What Is A Demand Charge?
There are a lot of lines on an electric bill that need to be clarified. Fortunately, the bill breaks down into several home energy charges to make it easier to understand what you are paying for.
The first part of the bill is a customer charge to help recover utility fixed costs such as meter reading, billing, and administration. The second part of the bill is the Distribution Energy Charge, which covers the cost of delivering electricity from the power plant to your meter via the electric transmission and distribution system.
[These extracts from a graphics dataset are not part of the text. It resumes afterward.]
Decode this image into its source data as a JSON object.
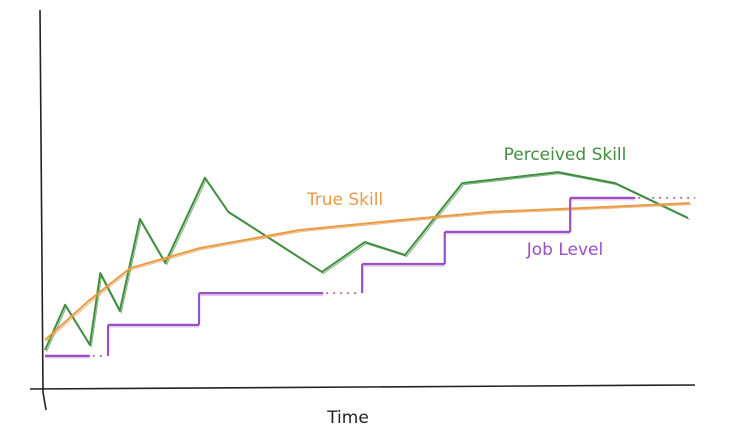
{
  "chart_data": {
    "type": "line",
    "x_label": "Time",
    "xlim": [
      0,
      100
    ],
    "ylim": [
      0,
      100
    ],
    "series": [
      {
        "name": "Perceived Skill",
        "color": "#3f8f3f",
        "x": [
          0,
          3.1,
          6.9,
          8.5,
          11.5,
          14.6,
          18.5,
          24.6,
          28.2,
          42.6,
          49.2,
          55.4,
          64.2,
          78.9,
          87.7,
          98.9
        ],
        "values": [
          10,
          22,
          11.4,
          30.4,
          20.4,
          44.7,
          33.1,
          55.6,
          46.6,
          30.7,
          38.6,
          35.2,
          54.2,
          57.1,
          54.2,
          45
        ]
      },
      {
        "name": "True Skill",
        "color": "#e89a45",
        "x": [
          0,
          6.9,
          13.1,
          23.8,
          39.2,
          54.6,
          68.5,
          82.3,
          99.2
        ],
        "values": [
          12.7,
          23.3,
          31.7,
          37,
          41.8,
          44.4,
          46.6,
          47.6,
          48.9
        ]
      },
      {
        "name": "Job Level",
        "color": "#9a4fc2",
        "step": true,
        "x": [
          0,
          9.7,
          23.7,
          48.8,
          61.5,
          80.8
        ],
        "values": [
          8.5,
          16.7,
          25.1,
          32.8,
          41.3,
          50.3
        ],
        "dashed_from": [
          6.9,
          null,
          42.8,
          null,
          null,
          90.8
        ],
        "x_end": 100.5
      }
    ]
  }
}
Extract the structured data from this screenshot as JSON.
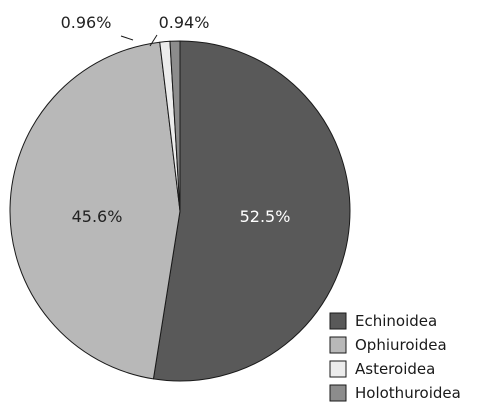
{
  "chart_data": {
    "type": "pie",
    "start_angle_deg": 0,
    "direction": "clockwise",
    "slices": [
      {
        "name": "Echinoidea",
        "value": 52.5,
        "label": "52.5%",
        "color": "#595959",
        "label_color": "#ffffff"
      },
      {
        "name": "Ophiuroidea",
        "value": 45.6,
        "label": "45.6%",
        "color": "#b8b8b8",
        "label_color": "#222222"
      },
      {
        "name": "Asteroidea",
        "value": 0.96,
        "label": "0.96%",
        "color": "#ececec",
        "label_color": "#222222"
      },
      {
        "name": "Holothuroidea",
        "value": 0.94,
        "label": "0.94%",
        "color": "#8c8c8c",
        "label_color": "#222222"
      }
    ],
    "legend_placement": "bottom-right",
    "edge_color": "#1a1a1a"
  }
}
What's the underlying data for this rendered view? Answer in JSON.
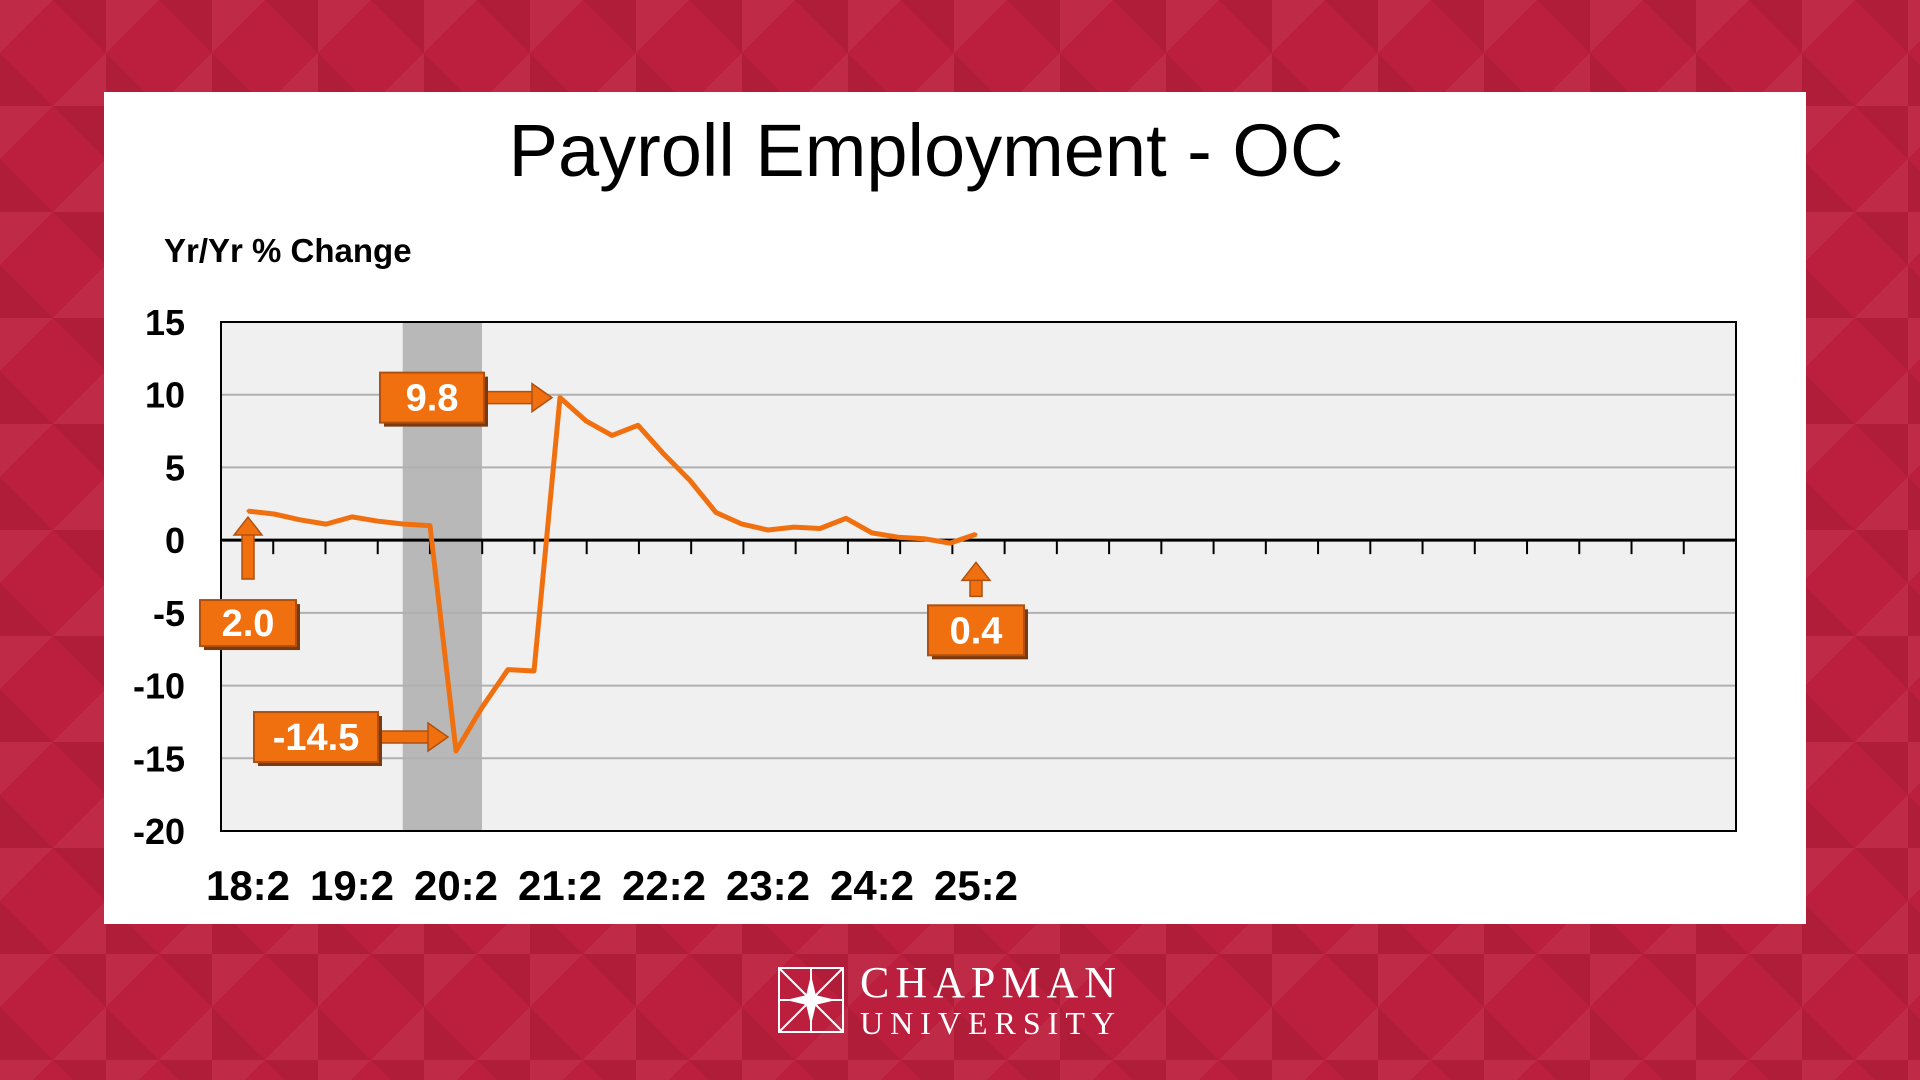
{
  "slide": {
    "logo": {
      "line1": "CHAPMAN",
      "line2": "UNIVERSITY",
      "icon": "chapman-starburst-logo"
    },
    "colors": {
      "background": "#bc1f3d",
      "line": "#f07010",
      "callout_fill": "#f07010",
      "plot_bg": "#f0f0f0",
      "recession_band": "#b8b8b8"
    }
  },
  "chart_data": {
    "type": "line",
    "title": "Payroll Employment - OC",
    "ylabel": "Yr/Yr % Change",
    "xlabel": "",
    "ylim": [
      -20,
      15
    ],
    "yticks": [
      15,
      10,
      5,
      0,
      -5,
      -10,
      -15,
      -20
    ],
    "x_tick_labels": [
      "18:2",
      "19:2",
      "20:2",
      "21:2",
      "22:2",
      "23:2",
      "24:2",
      "25:2"
    ],
    "grid": true,
    "recession_shading": {
      "start": "19:4",
      "end": "20:2"
    },
    "series": [
      {
        "x": [
          "18:2",
          "18:3",
          "18:4",
          "19:1",
          "19:2",
          "19:3",
          "19:4",
          "20:1",
          "20:2",
          "20:3",
          "20:4",
          "21:1",
          "21:2",
          "21:3",
          "21:4",
          "22:1",
          "22:2",
          "22:3",
          "22:4",
          "23:1",
          "23:2",
          "23:3",
          "23:4",
          "24:1",
          "24:2",
          "24:3",
          "24:4",
          "25:1",
          "25:2"
        ],
        "values": [
          2.0,
          1.8,
          1.4,
          1.1,
          1.6,
          1.3,
          1.1,
          1.0,
          -14.5,
          -11.5,
          -8.9,
          -9.0,
          9.8,
          8.2,
          7.2,
          7.9,
          5.9,
          4.1,
          1.9,
          1.1,
          0.7,
          0.9,
          0.8,
          1.5,
          0.5,
          0.2,
          0.1,
          -0.2,
          0.4
        ]
      }
    ],
    "callouts": [
      {
        "label": "2.0",
        "at": "18:2",
        "value": 2.0
      },
      {
        "label": "-14.5",
        "at": "20:2",
        "value": -14.5
      },
      {
        "label": "9.8",
        "at": "21:2",
        "value": 9.8
      },
      {
        "label": "0.4",
        "at": "25:2",
        "value": 0.4
      }
    ]
  }
}
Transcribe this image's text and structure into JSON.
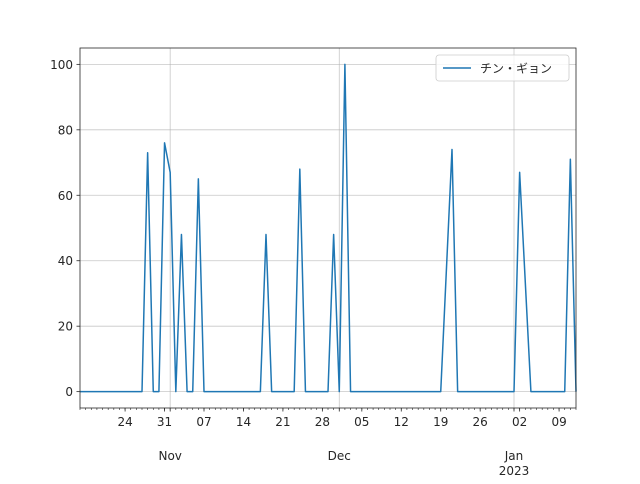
{
  "chart_data": {
    "type": "line",
    "x_axis": {
      "kind": "date",
      "range": [
        "2022-10-16",
        "2023-01-12"
      ],
      "day_ticks": [
        {
          "date": "2022-10-24",
          "label": "24"
        },
        {
          "date": "2022-10-31",
          "label": "31"
        },
        {
          "date": "2022-11-07",
          "label": "07"
        },
        {
          "date": "2022-11-14",
          "label": "14"
        },
        {
          "date": "2022-11-21",
          "label": "21"
        },
        {
          "date": "2022-11-28",
          "label": "28"
        },
        {
          "date": "2022-12-05",
          "label": "05"
        },
        {
          "date": "2022-12-12",
          "label": "12"
        },
        {
          "date": "2022-12-19",
          "label": "19"
        },
        {
          "date": "2022-12-26",
          "label": "26"
        },
        {
          "date": "2023-01-02",
          "label": "02"
        },
        {
          "date": "2023-01-09",
          "label": "09"
        }
      ],
      "month_labels": [
        {
          "date": "2022-11-01",
          "label": "Nov"
        },
        {
          "date": "2022-12-01",
          "label": "Dec"
        },
        {
          "date": "2023-01-01",
          "label": "Jan",
          "year_label": "2023"
        }
      ]
    },
    "y_axis": {
      "range": [
        -5,
        105
      ],
      "ticks": [
        0,
        20,
        40,
        60,
        80,
        100
      ]
    },
    "grid": true,
    "legend_position": "top-right",
    "series": [
      {
        "name": "チン・ギョン",
        "color": "#1f77b4",
        "points": [
          [
            "2022-10-16",
            0
          ],
          [
            "2022-10-27",
            0
          ],
          [
            "2022-10-28",
            73
          ],
          [
            "2022-10-29",
            0
          ],
          [
            "2022-10-30",
            0
          ],
          [
            "2022-10-31",
            76
          ],
          [
            "2022-11-01",
            67
          ],
          [
            "2022-11-02",
            0
          ],
          [
            "2022-11-03",
            48
          ],
          [
            "2022-11-04",
            0
          ],
          [
            "2022-11-05",
            0
          ],
          [
            "2022-11-06",
            65
          ],
          [
            "2022-11-07",
            0
          ],
          [
            "2022-11-17",
            0
          ],
          [
            "2022-11-18",
            48
          ],
          [
            "2022-11-19",
            0
          ],
          [
            "2022-11-23",
            0
          ],
          [
            "2022-11-24",
            68
          ],
          [
            "2022-11-25",
            0
          ],
          [
            "2022-11-29",
            0
          ],
          [
            "2022-11-30",
            48
          ],
          [
            "2022-12-01",
            0
          ],
          [
            "2022-12-02",
            100
          ],
          [
            "2022-12-03",
            0
          ],
          [
            "2022-12-19",
            0
          ],
          [
            "2022-12-21",
            74
          ],
          [
            "2022-12-22",
            0
          ],
          [
            "2023-01-01",
            0
          ],
          [
            "2023-01-02",
            67
          ],
          [
            "2023-01-04",
            0
          ],
          [
            "2023-01-10",
            0
          ],
          [
            "2023-01-11",
            71
          ],
          [
            "2023-01-12",
            0
          ]
        ]
      }
    ]
  }
}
The third part of the bill is the Demand Charge. The demand charge is based on the highest amount of energy used over a 15 – 30 minute billing period, known as a peak. The demand charge helps offset the high costs of generating and transmitting electricity during these rare peak demand periods when most customers use a large amount of energy simultaneously (like a hot day when everyone turns on their air conditioners). The higher the peak demand, the greater the demand charges.
What Is A Peak Charge?
A peak charge is the amount of money your electricity company charges you for using too much energy during a certain period. This is a common feature of Time of Use pricing plans. Electricity is cheaper late at night and early in the morning, so by strategically running your energy-hungry appliances during off-peak times, you can save some money on your utility bill.
The exact periods that your utility considers peak hours can vary depending on the region and the season. However, in the summer, peak hours are typically between 1 pm and 7 pm on weekdays as people turn on air conditioning. During these periods, it is important to understand how this billing structure works and try to reduce the demand on the power grid whenever possible. This will save you money and help take the strain off your local utility grid.
What Is A Supply Charge?
A supply charge is your energy provider’s rate for the electricity purchased to serve you. It reflects the cost of production from the generators, including fuel and infrastructure maintenance. It can vary between different energy providers, and it also varies by season. (The price of natural gas has risen this winter, driving up prices at many power plants.)
This is why it’s important to know what the terms kW and kWh mean and how they are used. When you understand these concepts, you can take control of your energy usage and your energy bill.
If you’re looking to lower your energy bill, there are many things you can do – like shopping for cheaper supply rates in the EnergySage Marketplace. You can also reduce your electricity consumption using less energy – especially during peak times. Together, these two factors can dramatically reduce your electric bill.